One of my early memories is of entering a cake decorating contest. I was probably nine years old and we were living in Richmond B.C. I have no actual recollection of how I decorated my entry: I just remember how betrayed I felt when I realized that many of the elaborate entries were probably not decorated by the children who entered them.
Five years later, my little sister was born and I became her personal cake decorator. My method was to paint a picture with icing, so that she had a unicorn or a Holly Hobbie doll or whatever she wanted that year on her cake. There was no contest; just a celebration when my work was briefly displayed, and then consumed.
When my own kids were little, I decorated lots of cakes, but I remember almost none of them. This may be a function of being so sleep deprived that the memories didn't stick, or it may be that the parties I threw for them were so elaborate that the cake was just one element among many. For instance, I don't remember the cake that went with the Star Wars party. I do remember the dowelling light sabres that destroyed the Death Star pinata.

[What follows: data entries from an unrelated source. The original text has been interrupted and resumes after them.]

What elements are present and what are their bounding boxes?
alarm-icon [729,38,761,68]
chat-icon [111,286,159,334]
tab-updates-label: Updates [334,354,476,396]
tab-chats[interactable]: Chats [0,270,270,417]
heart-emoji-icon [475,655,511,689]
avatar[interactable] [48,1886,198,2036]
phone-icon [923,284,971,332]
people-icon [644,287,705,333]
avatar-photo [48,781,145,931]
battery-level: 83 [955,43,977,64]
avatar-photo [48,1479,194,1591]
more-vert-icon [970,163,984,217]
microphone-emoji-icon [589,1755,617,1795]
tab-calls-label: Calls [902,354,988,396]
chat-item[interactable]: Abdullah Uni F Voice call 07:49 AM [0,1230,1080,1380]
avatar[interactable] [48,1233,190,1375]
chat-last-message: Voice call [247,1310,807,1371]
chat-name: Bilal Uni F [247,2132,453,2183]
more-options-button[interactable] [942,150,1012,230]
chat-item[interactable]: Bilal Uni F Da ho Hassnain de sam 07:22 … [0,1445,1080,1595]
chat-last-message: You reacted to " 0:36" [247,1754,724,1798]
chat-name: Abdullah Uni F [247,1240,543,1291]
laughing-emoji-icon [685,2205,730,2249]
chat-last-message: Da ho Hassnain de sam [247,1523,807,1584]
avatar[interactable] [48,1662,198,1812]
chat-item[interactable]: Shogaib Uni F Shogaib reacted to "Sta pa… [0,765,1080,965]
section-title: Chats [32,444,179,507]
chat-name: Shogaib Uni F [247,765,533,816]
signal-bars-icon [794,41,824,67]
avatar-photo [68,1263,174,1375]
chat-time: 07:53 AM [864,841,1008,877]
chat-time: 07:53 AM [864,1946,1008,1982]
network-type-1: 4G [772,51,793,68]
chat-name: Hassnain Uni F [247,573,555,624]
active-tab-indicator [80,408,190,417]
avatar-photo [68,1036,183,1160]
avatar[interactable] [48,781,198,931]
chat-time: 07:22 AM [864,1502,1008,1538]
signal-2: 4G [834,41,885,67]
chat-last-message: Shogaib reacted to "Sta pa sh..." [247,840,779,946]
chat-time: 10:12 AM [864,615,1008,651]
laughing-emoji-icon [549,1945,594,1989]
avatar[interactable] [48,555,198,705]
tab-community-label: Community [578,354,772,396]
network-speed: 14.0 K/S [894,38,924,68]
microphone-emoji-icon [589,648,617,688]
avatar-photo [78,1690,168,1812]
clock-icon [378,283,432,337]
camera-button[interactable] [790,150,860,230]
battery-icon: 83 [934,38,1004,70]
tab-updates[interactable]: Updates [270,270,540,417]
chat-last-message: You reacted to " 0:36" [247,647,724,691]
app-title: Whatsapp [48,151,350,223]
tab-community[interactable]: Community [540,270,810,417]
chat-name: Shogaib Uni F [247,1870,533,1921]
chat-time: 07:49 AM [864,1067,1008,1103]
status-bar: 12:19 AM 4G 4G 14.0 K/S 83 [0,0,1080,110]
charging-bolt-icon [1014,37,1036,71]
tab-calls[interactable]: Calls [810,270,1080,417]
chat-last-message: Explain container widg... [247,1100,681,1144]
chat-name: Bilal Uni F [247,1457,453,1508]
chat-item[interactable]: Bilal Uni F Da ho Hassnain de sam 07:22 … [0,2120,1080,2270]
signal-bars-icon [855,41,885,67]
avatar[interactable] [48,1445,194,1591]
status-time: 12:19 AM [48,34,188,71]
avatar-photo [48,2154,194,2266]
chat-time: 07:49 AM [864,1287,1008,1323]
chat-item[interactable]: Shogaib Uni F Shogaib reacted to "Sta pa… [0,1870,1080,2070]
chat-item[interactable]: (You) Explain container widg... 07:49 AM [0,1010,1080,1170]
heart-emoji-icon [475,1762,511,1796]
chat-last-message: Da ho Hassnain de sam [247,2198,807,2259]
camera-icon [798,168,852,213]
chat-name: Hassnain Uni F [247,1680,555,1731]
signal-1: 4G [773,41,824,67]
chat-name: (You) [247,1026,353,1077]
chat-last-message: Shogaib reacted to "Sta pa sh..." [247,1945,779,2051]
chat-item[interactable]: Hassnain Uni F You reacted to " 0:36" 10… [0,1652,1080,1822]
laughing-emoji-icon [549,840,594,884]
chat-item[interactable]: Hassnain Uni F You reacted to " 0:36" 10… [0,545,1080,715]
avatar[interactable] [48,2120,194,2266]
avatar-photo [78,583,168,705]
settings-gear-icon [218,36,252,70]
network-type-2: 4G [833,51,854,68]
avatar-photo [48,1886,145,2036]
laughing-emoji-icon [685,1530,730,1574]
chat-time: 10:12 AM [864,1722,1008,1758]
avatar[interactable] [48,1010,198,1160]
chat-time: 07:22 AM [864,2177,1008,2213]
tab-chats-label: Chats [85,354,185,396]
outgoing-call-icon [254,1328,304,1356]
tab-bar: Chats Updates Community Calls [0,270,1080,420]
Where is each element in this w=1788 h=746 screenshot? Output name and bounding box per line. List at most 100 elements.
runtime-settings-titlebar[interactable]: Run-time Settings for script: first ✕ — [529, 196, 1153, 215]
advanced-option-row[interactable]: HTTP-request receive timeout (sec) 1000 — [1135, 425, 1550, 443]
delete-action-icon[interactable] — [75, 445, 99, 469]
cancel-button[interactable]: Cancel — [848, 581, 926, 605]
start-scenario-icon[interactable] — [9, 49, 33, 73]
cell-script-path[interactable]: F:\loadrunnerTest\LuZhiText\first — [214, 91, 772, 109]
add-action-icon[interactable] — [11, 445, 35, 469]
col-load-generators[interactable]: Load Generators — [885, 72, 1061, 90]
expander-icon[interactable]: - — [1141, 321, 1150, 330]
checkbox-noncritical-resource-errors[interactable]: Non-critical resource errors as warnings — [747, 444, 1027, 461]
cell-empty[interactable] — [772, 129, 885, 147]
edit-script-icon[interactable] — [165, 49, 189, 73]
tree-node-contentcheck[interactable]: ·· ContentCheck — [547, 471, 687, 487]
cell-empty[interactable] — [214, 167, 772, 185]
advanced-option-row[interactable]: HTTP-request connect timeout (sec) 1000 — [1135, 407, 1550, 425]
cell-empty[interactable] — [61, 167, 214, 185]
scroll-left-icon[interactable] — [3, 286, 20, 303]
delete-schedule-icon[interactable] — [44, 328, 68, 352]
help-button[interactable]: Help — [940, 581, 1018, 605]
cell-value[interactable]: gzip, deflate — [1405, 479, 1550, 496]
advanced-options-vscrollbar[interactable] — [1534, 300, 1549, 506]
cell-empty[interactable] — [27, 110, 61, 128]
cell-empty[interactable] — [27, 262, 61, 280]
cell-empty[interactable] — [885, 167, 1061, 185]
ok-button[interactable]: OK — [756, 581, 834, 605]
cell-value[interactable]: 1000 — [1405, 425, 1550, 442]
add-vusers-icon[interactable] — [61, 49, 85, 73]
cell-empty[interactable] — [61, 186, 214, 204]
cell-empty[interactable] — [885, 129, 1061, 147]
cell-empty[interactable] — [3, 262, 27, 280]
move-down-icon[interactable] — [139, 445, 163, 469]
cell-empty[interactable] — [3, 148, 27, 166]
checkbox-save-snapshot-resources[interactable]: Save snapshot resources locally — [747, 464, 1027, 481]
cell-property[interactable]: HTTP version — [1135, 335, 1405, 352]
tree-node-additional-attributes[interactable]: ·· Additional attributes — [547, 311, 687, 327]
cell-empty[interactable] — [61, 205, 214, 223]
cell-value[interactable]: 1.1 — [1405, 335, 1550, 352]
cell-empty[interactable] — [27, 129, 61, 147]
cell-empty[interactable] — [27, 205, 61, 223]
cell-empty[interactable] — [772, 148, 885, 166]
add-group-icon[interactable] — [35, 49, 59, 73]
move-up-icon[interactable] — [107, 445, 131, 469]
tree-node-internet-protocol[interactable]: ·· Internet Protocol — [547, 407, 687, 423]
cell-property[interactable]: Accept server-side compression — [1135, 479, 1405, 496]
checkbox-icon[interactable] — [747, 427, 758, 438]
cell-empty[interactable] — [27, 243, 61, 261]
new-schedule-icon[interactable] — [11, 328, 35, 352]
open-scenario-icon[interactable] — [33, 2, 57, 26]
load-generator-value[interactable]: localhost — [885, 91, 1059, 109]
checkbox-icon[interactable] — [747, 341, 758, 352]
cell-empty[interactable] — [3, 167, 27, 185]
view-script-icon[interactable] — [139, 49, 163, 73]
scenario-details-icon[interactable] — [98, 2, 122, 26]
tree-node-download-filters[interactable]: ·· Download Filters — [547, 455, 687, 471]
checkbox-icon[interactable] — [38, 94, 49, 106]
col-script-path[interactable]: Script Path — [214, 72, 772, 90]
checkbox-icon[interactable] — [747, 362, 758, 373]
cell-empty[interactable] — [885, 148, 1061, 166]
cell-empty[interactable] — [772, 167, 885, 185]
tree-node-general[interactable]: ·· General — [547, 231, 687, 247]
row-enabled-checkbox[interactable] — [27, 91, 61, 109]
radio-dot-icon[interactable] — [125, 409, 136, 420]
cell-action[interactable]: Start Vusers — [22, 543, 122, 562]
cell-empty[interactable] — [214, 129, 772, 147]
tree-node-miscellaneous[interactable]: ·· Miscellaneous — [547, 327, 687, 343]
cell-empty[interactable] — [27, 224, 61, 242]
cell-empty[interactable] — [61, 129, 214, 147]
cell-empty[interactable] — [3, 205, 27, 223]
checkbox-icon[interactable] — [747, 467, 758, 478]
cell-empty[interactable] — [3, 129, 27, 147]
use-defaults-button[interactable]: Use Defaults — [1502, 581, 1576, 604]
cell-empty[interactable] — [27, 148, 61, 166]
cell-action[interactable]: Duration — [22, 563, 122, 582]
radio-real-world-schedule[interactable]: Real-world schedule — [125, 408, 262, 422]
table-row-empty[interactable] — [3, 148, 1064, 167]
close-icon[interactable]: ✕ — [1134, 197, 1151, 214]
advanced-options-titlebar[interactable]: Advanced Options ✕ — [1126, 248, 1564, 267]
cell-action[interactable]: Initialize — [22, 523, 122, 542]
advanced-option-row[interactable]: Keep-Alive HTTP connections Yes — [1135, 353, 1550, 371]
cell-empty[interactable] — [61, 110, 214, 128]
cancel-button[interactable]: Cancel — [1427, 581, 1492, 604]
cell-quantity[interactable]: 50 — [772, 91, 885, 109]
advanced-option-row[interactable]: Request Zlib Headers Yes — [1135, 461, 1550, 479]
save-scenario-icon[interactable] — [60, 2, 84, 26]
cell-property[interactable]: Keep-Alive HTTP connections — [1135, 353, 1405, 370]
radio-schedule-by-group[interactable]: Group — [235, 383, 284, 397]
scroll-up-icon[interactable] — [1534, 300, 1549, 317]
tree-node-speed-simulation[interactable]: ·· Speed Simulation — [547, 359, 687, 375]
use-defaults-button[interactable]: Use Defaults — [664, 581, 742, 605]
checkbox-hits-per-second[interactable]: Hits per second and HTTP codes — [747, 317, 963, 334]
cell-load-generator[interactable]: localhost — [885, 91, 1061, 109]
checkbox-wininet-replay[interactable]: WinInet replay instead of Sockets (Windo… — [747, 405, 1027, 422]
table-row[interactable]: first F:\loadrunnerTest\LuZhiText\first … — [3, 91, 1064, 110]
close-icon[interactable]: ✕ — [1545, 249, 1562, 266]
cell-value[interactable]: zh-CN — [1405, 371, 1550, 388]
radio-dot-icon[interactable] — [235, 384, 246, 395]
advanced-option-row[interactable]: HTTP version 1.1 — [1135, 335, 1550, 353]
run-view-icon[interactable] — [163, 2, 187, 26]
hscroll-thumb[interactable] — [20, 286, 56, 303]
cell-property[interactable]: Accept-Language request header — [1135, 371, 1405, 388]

One of the last cakes I remember decorating was very simple. My younger son had won a rock climbing party, and so I made a rock climbing cake. I cut a chocolate cake into randomly sized chunks, piled them into a mountain covered by icing, and arranged little lego men as climbers. It was awesome, and it was easy enough for any 9 year old to replicate.
There is something wonderfully extravagant about pouring creativity and hope and celebration into something that will be admired for a few moments and then cut into pieces and forgotten.